Shear-dependent apparent slip on hydrophobic surfaces: The Mattress Model

TL;DR

This paper introduces a simple model explaining shear-dependent slip on hydrophobic surfaces by considering nanobubbles' dynamic response, aligning well with experimental observations of apparent slip.

Contribution

The model provides a mechanistic explanation for shear-dependent slip by incorporating nanobubble dynamics, a novel approach compared to previous theories.

Findings

Model predicts force decreases consistent with experiments

Nanobubbles cause apparent slip via a 'leaking mattress' effect

Shear-dependent slip explained by bubble compression and diffusion

Abstract

Recent experiments (Zhu & Granick (2001) Phys. Rev. Lett. 87 096105) have measured a large shear dependent fluid slip at partially wetting fluid-solid surfaces.
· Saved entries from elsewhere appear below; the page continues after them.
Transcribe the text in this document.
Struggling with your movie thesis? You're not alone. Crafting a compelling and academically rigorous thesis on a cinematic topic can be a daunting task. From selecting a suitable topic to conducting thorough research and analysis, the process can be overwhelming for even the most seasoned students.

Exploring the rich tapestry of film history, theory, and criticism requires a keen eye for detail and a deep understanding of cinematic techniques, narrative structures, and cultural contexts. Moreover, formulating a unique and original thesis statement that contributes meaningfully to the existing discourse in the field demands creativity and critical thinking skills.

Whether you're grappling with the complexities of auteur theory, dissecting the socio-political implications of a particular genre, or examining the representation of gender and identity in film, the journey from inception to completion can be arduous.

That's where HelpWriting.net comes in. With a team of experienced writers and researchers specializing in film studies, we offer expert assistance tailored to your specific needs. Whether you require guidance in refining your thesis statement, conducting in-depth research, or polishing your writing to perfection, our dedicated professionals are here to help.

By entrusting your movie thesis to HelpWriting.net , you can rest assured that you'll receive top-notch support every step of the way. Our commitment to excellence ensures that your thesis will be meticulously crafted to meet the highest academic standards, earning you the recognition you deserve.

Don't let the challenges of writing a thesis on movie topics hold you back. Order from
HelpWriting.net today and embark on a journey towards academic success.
We present a simple model for such slip, motivated by the recent observations of nanobubbles on hydrophobic surfaces. The model considers the dynamic response of bubbles to change in hydrodynamic pressure due to the oscillation of a solid surface. Both the compression and diffusion of gas in the bubbles decrease the force on the oscillating surface by a ``leaking mattress'' effect, thereby creating an apparent shear-dependent slip. With bubbles similar to those observed by atomic force microscopy to date, the model is found to lead to force decreases consistent with the experimental measurements of Zhu & Granick.